Load XML files
Loading XML files is similar to loading JSON files where attributes may have nested or repeated attributes. the difference is that in XML, child nodes and node attributes are used to represent the nested attributes.
Consider the following XML file:
<?xml version="1.0"?>
<data>
<country name="Liechtenstein">
<rank>1</rank>
<year>2008</year>
<gdppc>141100</gdppc>
<neighbor name="Austria" direction="E"/>
<neighbor name="Switzerland" direction="W"/>
</country>
<country name="Singapore">
<rank>4</rank>
<year>2011</year>
<gdppc>59900</gdppc>
<neighbor name="Malaysia" direction="N"/>
</country>
</data>
The parser needs to detect what tag identifies a row. In the example above, the tag country
identifies a row.
Child nodes and node attributes are used to represent the nested attributes. In the example above, the country
tag will have the following attributes in the database table:
_name
rank
year
gdppc
neighbor
_name
_direction
Note that the _
prefix is used to differentiate node attributes from child nodes, to avoid name collisions.
Also note that the target datawarehouse need to support nested and repeated attributes. For example, BigQuery and Databricks support nested and repeated attributes, while Redshift does not.
Infer schema
The very first step is to infer the schema of the file from a data file as described in the autoload section before you start customizing your configuration. This is done using the infer-schema
command. This will bootstrap the configuration file for the table.

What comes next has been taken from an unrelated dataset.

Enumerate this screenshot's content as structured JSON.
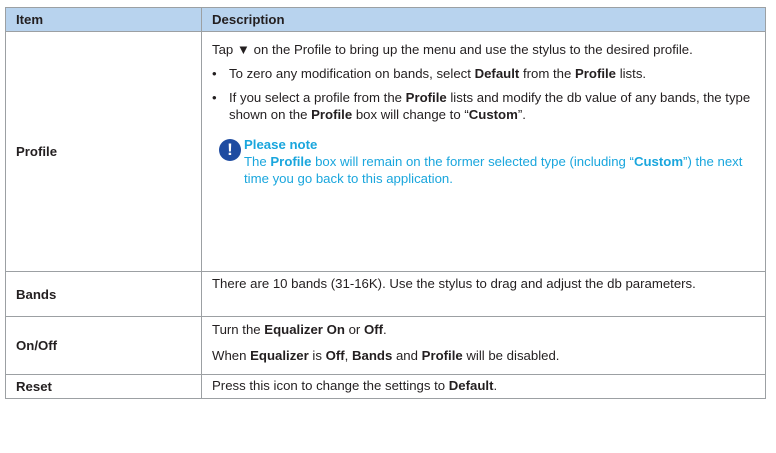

starlake infer-schema --input-path incoming/starbake
Parsing XML
You may need to customize the configuration file to parse the XML file. The main options to consider are:
rowTag
: The tag that identifies a row in the XML file.attributePrefix
: The prefix used to identify node attributes (_
by default).rowValidationXSDPath
: The path to the XSD file used to validate the XML file.
Other options are available to customize the parsing of the XML file. You can find the full list of options in the Spark XML reference.